Banks and financial institutions have a stringent process of screening the loan applications. They use the CIBIL score of an individual to check his credit worthiness. CIBIL (Credit Information Bureau of India) acts like a central database of loan and credit card information. Based on the payment records of customers it calculates a CIBIL Score and prepares a credit report which is then used by the banks to assess the loan eligibility. Given the fact that the CIBIL score is the first major deciding factor on whether you qualify for a loan or not it is imperative for you to have a good CIBIL score. Let’s understand the factors that affect your credit score.

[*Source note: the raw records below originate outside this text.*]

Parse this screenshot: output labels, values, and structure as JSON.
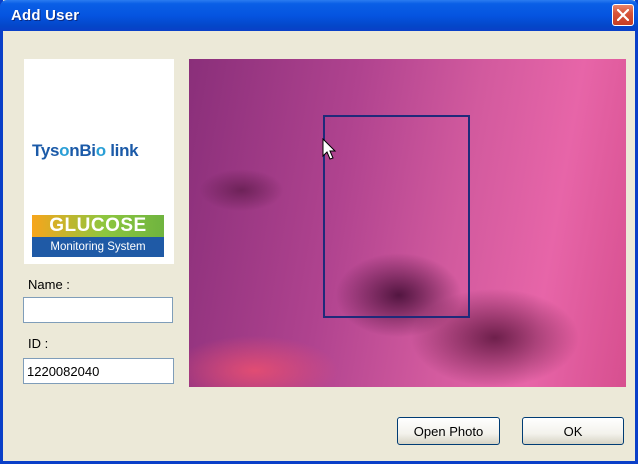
{
  "window": {
    "title": "Add User"
  },
  "titlebar": {
    "close_icon": "close-icon"
  },
  "logo": {
    "brand_part1": "Tys",
    "brand_o": "o",
    "brand_part2": "nBi",
    "brand_o2": "o",
    "brand_part3": " link",
    "glucose_title": "GLUCOSE",
    "glucose_subtitle": "Monitoring System"
  },
  "form": {
    "name_label": "Name :",
    "name_value": "",
    "id_label": "ID :",
    "id_value": "1220082040"
  },
  "buttons": {
    "open_photo": "Open Photo",
    "ok": "OK"
  }
}
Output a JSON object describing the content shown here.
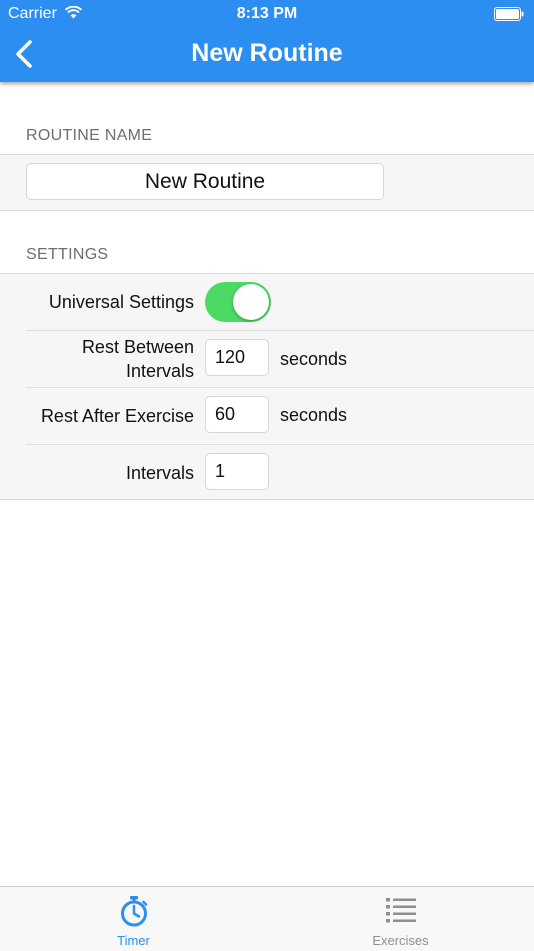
{
  "status_bar": {
    "carrier": "Carrier",
    "time": "8:13 PM"
  },
  "nav": {
    "title": "New Routine"
  },
  "routine_name": {
    "header": "ROUTINE NAME",
    "value": "New Routine"
  },
  "settings": {
    "header": "SETTINGS",
    "universal_label": "Universal Settings",
    "universal_on": true,
    "rest_between": {
      "label_line1": "Rest Between",
      "label_line2": "Intervals",
      "value": "120",
      "unit": "seconds"
    },
    "rest_after": {
      "label": "Rest After Exercise",
      "value": "60",
      "unit": "seconds"
    },
    "intervals": {
      "label": "Intervals",
      "value": "1"
    }
  },
  "tabs": [
    {
      "label": "Timer",
      "icon": "stopwatch-icon",
      "active": true
    },
    {
      "label": "Exercises",
      "icon": "list-icon",
      "active": false
    }
  ],
  "colors": {
    "accent": "#2b8ef0",
    "toggle_on": "#4cd964"
  }
}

The most critical factor that determines CIBIL score calculation is the past track record of payments. Almost 30% of the score depends on this factor. A history of timely payments of credit card bills and EMI’s indicates that the borrower is responsible and serious about servicing his obligations. It represents a healthy financial state of an individual. Hence it positively impacts the CIBIL Score. Defaults on bill payments or loans affect the score negatively. They point out that either you are not serious about repaying your current debts or you are facing financial difficulties.

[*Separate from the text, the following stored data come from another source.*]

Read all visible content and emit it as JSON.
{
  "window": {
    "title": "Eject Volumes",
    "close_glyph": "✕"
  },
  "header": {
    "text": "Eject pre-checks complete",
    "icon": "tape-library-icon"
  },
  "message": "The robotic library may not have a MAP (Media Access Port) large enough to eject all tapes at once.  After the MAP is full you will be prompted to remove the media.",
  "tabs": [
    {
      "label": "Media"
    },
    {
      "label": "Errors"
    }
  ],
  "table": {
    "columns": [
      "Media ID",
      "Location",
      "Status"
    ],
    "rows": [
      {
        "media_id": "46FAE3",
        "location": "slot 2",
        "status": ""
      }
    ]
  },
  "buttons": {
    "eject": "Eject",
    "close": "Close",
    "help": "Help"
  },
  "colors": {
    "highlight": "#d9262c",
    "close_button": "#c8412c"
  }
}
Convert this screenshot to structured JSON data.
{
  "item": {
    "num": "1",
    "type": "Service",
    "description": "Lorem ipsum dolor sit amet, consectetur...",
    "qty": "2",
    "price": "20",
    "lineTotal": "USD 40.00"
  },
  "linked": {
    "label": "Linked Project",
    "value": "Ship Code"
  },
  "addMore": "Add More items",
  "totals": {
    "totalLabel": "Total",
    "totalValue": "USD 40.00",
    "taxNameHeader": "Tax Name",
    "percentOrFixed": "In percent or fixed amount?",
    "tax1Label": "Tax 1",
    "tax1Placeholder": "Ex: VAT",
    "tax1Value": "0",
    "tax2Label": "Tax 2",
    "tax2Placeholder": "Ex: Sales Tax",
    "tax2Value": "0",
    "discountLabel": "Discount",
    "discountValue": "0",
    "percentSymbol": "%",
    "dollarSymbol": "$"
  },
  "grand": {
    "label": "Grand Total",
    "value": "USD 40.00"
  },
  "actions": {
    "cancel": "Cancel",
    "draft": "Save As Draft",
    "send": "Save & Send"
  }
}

Even a single missed payment can bring your score down. Therefore pay EMI’s and clear bills before the due date consistently in order to build and maintain a good credit history. Set payment reminders so that you do not have to pay the price of being forgetful.

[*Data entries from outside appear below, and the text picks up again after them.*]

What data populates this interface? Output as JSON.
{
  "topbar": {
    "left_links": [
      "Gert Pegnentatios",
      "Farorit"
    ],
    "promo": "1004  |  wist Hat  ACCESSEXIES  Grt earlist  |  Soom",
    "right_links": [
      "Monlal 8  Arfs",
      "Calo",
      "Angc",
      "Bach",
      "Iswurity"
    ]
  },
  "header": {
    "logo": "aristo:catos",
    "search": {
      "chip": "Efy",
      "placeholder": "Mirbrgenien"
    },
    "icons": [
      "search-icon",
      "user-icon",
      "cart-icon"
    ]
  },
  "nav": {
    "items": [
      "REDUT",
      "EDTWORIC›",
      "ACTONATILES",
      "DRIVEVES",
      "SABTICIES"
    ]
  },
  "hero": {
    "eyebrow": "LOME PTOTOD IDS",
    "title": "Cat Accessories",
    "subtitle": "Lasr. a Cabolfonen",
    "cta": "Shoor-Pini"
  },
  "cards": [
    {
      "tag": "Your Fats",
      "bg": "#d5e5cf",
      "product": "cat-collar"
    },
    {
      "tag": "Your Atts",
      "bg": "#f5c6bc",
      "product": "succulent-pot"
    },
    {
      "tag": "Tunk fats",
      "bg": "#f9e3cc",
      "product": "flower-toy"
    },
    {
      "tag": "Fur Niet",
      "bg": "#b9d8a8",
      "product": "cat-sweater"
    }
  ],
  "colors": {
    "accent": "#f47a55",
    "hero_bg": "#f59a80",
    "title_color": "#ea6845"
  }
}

Credit utilization rate is the second significant factor that controls 30% of your credit score. It is calculated by dividing the total amount of debts you owe to lenders with the total credit limit you enjoy. The lesser the rate higher the credit score. Credit utilization rate of 30% or below will lead to good credit scores. A person who is in the habit of using his credit card limit to the maximum will have a huge repayment burden over time and will be considered as a risky borrower. Sticking to the lower side of the available credit limit will help to boost your scores.
Age of credit history
The age of the credit history is an important factor when it comes to calculating the CIBIL Score. About 15% of the credit score depends on the period for which you have been servicing your debts. If you have a long credit history and you are making timely payments of dues then your credit score is bound to soar high. This is because you have substantial information to prove your credit behaviour. Lenders can see your repayment patterns over a long period and be assured that you are handling your debts responsibly. Hence it is always a good idea to keep all your old accounts open as they provide extensive details on your debt servicing patterns.
The mix of secured and unsecured loans that your credit profile reflects has a 10% bearing on your CIBIL score. Home loans and car loans are considered as secured loans while personal loans and credit cards are unsecured loans. A healthy assortment of both these credit types will help you score high on this ground. An individual with a high percentage of unsecured loans is likely to have a lower score. This is because these unsecured loans have high interest rates attached to them and lead to increased chances of defaults. Lenders are wary of extending loans to such people as it is considered as a sign of mismanagement of personal finance.
Not checking the credit report
It is advisable to check your credit report every six months to uncover any errors that may have gone on records. If you do not get faulty information on the report rectified it will have a bearing on the CIBIL score.
This understanding of what goes into the calculation of the CIBIL score can be leveraged to identify steps that you need to take to improve your credit score. Pay your bills on time, keep the credit utilization rate low, maintain a healthy mix of accounts, and check your credit report regularly. These efforts will help to boost your credit score and acquire loans without any worries.